Food and Drug Administration Commissioner Dr. Scott Gottlieb explained in a statement Thursday that the flu virus has the ability “to change rapidly as it circulates,” which makes it difficult to develop an effective vaccine. He also said most doses of vaccine are made using chicken eggs, though some are made in cells.
“This year, the cell-based influenza vaccine appears to have somewhat better effectiveness in preventing influenza than the egg-based vaccine,” Gottlieb said, based on a preliminary CDC analysis. This knowledge should help improve next year’s vaccine effectiveness, he said.
“We know in general that people that are younger and healthy can have better responses to vaccines than people who are older or very young,” said Dr. Michelle Barron, medical director of infection prevention and control at UCHealth University of Colorado Hospital. She was not involved in the CDC research. “There is a vaccine specific for people who are older that gives you a higher dose.” This is believed to work a little bit better in that age group.
Illness, hospitalizations and deaths
Forty-six of the 50 states, the District of Columbia, New York City and Puerto Rico have been experiencing high levels of influenza-like illness during the week ending February 3, the CDC reported. By comparison, only 31 states/jurisdictions experienced high illness in a single week during the two previous seasons known to be severe: the 2012-13 and 2014-15 seasons.
The baseline (or expected level) of flu-related doctor’s office visits for an average week at this time of year is just 2.2%. The nation as a whole exceeded this rate during the week ending November 25 and has remained at or above it — ranging as high as 7.7% — for 11 consecutive weeks.
Through February 3, flu-related hospitalization rates are 40 per 100,000 children up to 4; 10 per 100,000 children between 5 and 17; 18 per 100,000 adults between 18 and 49; 63 per 100,000 adults between 50 and 64; and 264 per 100,000 adults 65 and older.
The CDC also found that about 86% of hospitalizations this season were associated with influenza A infections, about 13% with influenza B infections and less than 1% with co-infections. Of those patients hospitalized with an A strain infection, nearly 86% were caused by the H3N2 strain.

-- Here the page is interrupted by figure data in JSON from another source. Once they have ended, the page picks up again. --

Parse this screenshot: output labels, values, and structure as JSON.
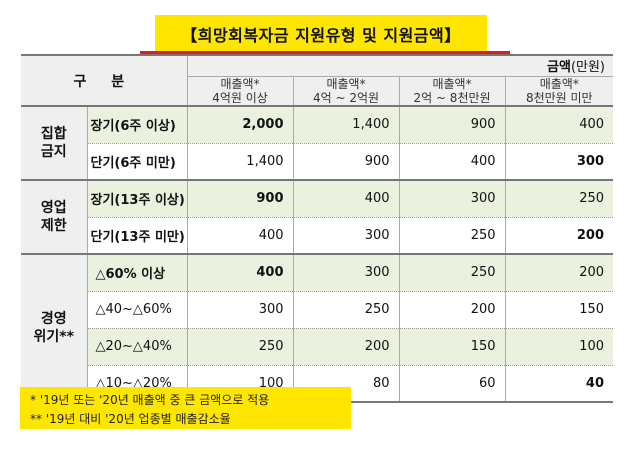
{
  "title": "【희망회복자금 지원유형 및 지원금액】",
  "header": {
    "gubun": "구 분",
    "amount_bold": "금액",
    "amount_unit": "(만원)",
    "columns": [
      {
        "line1": "매출액*",
        "line2": "4억원 이상"
      },
      {
        "line1": "매출액*",
        "line2": "4억 ~ 2억원"
      },
      {
        "line1": "매출액*",
        "line2": "2억 ~ 8천만원"
      },
      {
        "line1": "매출액*",
        "line2": "8천만원 미만"
      }
    ]
  },
  "groups": [
    {
      "name_line1": "집합",
      "name_line2": "금지",
      "rows": [
        {
          "label": "장기(6주 이상)",
          "values": [
            "2,000",
            "1,400",
            "900",
            "400"
          ]
        },
        {
          "label": "단기(6주 미만)",
          "values": [
            "1,400",
            "900",
            "400",
            "300"
          ]
        }
      ]
    },
    {
      "name_line1": "영업",
      "name_line2": "제한",
      "rows": [
        {
          "label": "장기(13주 이상)",
          "values": [
            "900",
            "400",
            "300",
            "250"
          ]
        },
        {
          "label": "단기(13주 미만)",
          "values": [
            "400",
            "300",
            "250",
            "200"
          ]
        }
      ]
    },
    {
      "name_line1": "경영",
      "name_line2": "위기**",
      "rows": [
        {
          "label": "△60% 이상",
          "values": [
            "400",
            "300",
            "250",
            "200"
          ]
        },
        {
          "label": "△40~△60%",
          "values": [
            "300",
            "250",
            "200",
            "150"
          ]
        },
        {
          "label": "△20~△40%",
          "values": [
            "250",
            "200",
            "150",
            "100"
          ]
        },
        {
          "label": "△10~△20%",
          "values": [
            "100",
            "80",
            "60",
            "40"
          ]
        }
      ]
    }
  ],
  "notes": [
    " * '19년 또는 '20년 매출액 중 큰 금액으로 적용",
    "** '19년 대비 '20년 업종별 매출감소율"
  ],
  "colors": {
    "highlight": "#ffe600",
    "underline": "#d9201c",
    "row_green": "#ebf1df",
    "header_gray": "#efefef"
  }
}
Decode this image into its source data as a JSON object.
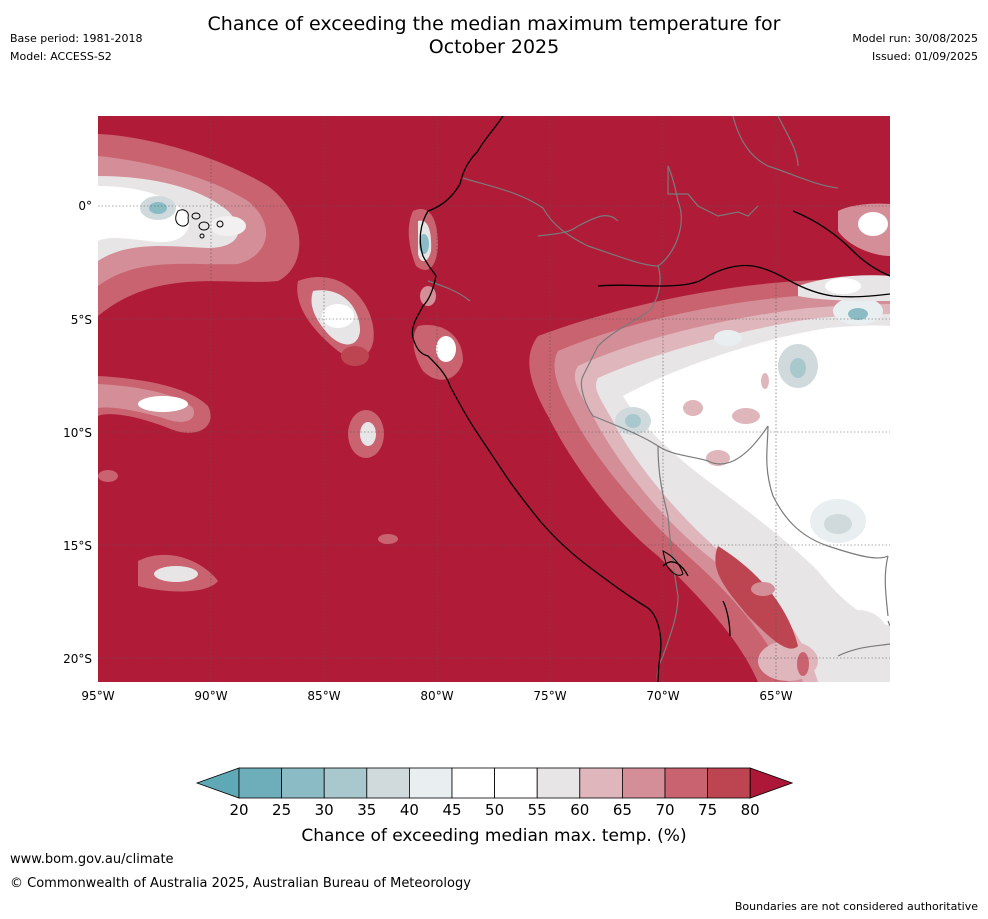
{
  "title": {
    "line1": "Chance of exceeding the median maximum temperature for",
    "line2": "October 2025"
  },
  "meta": {
    "base_period": "Base period: 1981-2018",
    "model": "Model: ACCESS-S2",
    "model_run": "Model run: 30/08/2025",
    "issued": "Issued: 01/09/2025"
  },
  "map": {
    "lat_labels": [
      "0°",
      "5°S",
      "10°S",
      "15°S",
      "20°S"
    ],
    "lon_labels": [
      "95°W",
      "90°W",
      "85°W",
      "80°W",
      "75°W",
      "70°W",
      "65°W"
    ],
    "extent": {
      "lon_min": -95,
      "lon_max": -60,
      "lat_min": -21,
      "lat_max": 4
    },
    "dominant_category_color": "#b01c38"
  },
  "legend": {
    "title": "Chance of exceeding median max. temp. (%)",
    "ticks": [
      "20",
      "25",
      "30",
      "35",
      "40",
      "45",
      "50",
      "55",
      "60",
      "65",
      "70",
      "75",
      "80"
    ],
    "colors": [
      "#5fa9b6",
      "#6eaebb",
      "#8bbcc6",
      "#a9c8ce",
      "#d0d9dc",
      "#e9eef0",
      "#ffffff",
      "#ffffff",
      "#e8e5e6",
      "#dfb6bc",
      "#d48e98",
      "#c9636f",
      "#bd4551",
      "#ad1838"
    ]
  },
  "footer": {
    "website": "www.bom.gov.au/climate",
    "copyright": "© Commonwealth of Australia 2025, Australian Bureau of Meteorology",
    "disclaimer": "Boundaries are not considered authoritative"
  }
}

Pneumonia and flu-related deaths rose sharply in the first weeks of 2018, accounting for 10% of all deaths during the week ending January 20. The CDC said it anticipates that these deaths will continue to increase for several weeks and might exceed the peaks of recent severe seasons.
And nearly half — 46% — of the 63 children who have died as of February 3 due to flu-related causes were otherwise healthy, the CDC said.
The CDC tested the currently approved antiviral medications oseltamivir (brand name Tamiflu), peramivir (Rapivab) and zanamivir (Relenza Diskhaler)against the currently circulating flu strains. Four of 376 H1N1 strains tested against oseltamivir and peramivir were resistant to both drugs. Yet all of the 265 H1N1 strains tested were killed by zanamivir. All three antiviral medications worked against H3N2 strains and various strains of B viruses.
Adams said everyone needs to “remember the three Cs”:
- Clean your hands frequently.
- Cover your cough and sneeze.
- Contain your germs.
“If you feel sick, please stay at home and rest,” he said, adding that anyone who becomes sick should contact their health care provider and, if prescribed antiviral medication, begin it as soon as possible.
“Getting vaccinated does not mean you won’t get sick, but it can lessen your illness,” Adams said.
Azar agreed: “Go get a flu shot. Do it for yourself, your family and your community.”
Schuchat said, “We could be looking at several more weeks of intense activity. It’s been a scary flu season.”